Revenue Credit for Net Float Earnings.

i.
Calculation. The Trustee shall calculate a Revenue Credit for each quarter equal to the net float earnings attributable to the Plan for the quarter.

ii.
Funding. The Trustee shall pay quarterly in arrears the calculated Revenue Credit, as well as any amount to be allocated to the Revenue Credit Account in accordance with the above, for such quarter as soon as administratively feasible (generally within 15 business days) after a quarterly invoice reflecting the Participant Revenue Credit has been issued and sent.

iii.
Investment. Deposits in the Revenue Credit Account will be invested in the first available source in the Plan’s source hierarchy, which can be viewed on Fidelity Plan Sponsor Webstation®. (Please note that the source used will not impact testing and reporting.) The Revenue Credit Account shall be invested in the default fund for forfeitures specified in Schedule A.

iv.
Application of Account to Pay Expenses. The Administrator may direct the Trustee through the Trustee’s internet application for Employers to use amounts held in the Revenue Credit Account to reimburse the Employer for fees and expenses associated with services provided to the Plan, or to pay vendors, including the Trustee or third parties, directly. Notwithstanding the foregoing, the Revenue Credit Account may not be used to offset, reimburse or pay: (1) expenses that have been deducted from Participant accounts or (2) expenses that are accrued in the net asset value or mil rate of an investment option. Upon receipt of payment instructions in good order, the Trustee shall redeem shares or units of investment options held in the Revenue Credit Account necessary to make such payments and shall issue payment as soon as administratively feasible thereafter (typically within 5 business days). The Trustee shall not be liable for, nor shall it be responsible for separately including in any payment, any late charges, interest or penalties that may accrue owing to untimely





submission to the Trustee of directions in good order or Trustee’s processing of any payment instructions in accordance herewith. A direction from the Administrator to pay expenses shall constitute a representation to Trustee that the Administrator has concluded that the payments are permissible under the Plan and meet the requirements of applicable laws, including ERISA and the Code.

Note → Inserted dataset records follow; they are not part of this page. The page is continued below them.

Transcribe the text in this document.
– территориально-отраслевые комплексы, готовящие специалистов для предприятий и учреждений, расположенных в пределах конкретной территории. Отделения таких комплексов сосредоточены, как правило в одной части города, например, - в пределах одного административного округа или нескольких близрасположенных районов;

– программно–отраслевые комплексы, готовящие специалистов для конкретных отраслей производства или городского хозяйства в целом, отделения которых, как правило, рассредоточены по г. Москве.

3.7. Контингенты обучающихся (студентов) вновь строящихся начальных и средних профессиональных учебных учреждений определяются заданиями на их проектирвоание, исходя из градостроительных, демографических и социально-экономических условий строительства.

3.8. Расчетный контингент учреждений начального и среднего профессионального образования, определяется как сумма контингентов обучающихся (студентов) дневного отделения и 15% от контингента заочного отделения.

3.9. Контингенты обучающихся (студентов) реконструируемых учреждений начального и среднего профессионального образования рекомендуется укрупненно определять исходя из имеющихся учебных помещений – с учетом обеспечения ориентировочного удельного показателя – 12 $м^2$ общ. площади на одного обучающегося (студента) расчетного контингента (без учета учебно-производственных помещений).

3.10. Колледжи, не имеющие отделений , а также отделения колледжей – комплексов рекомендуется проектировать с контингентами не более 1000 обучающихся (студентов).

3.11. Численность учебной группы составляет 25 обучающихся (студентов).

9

To the extent to which there was an immediately preceding credit program established under this Agreement, no amounts under that immediately preceding program shall continue to accrue after the date on which the provisions of this Participant Revenue Credit are originally effective (the “PRC Date”); however, to the extent there are any unused amounts in such preceding program as of the PRC Date the procedures for utilization of such amounts shall be those in effect under the Agreement prior to the PRC Date until such amounts are expired or used in their entirety, as applicable.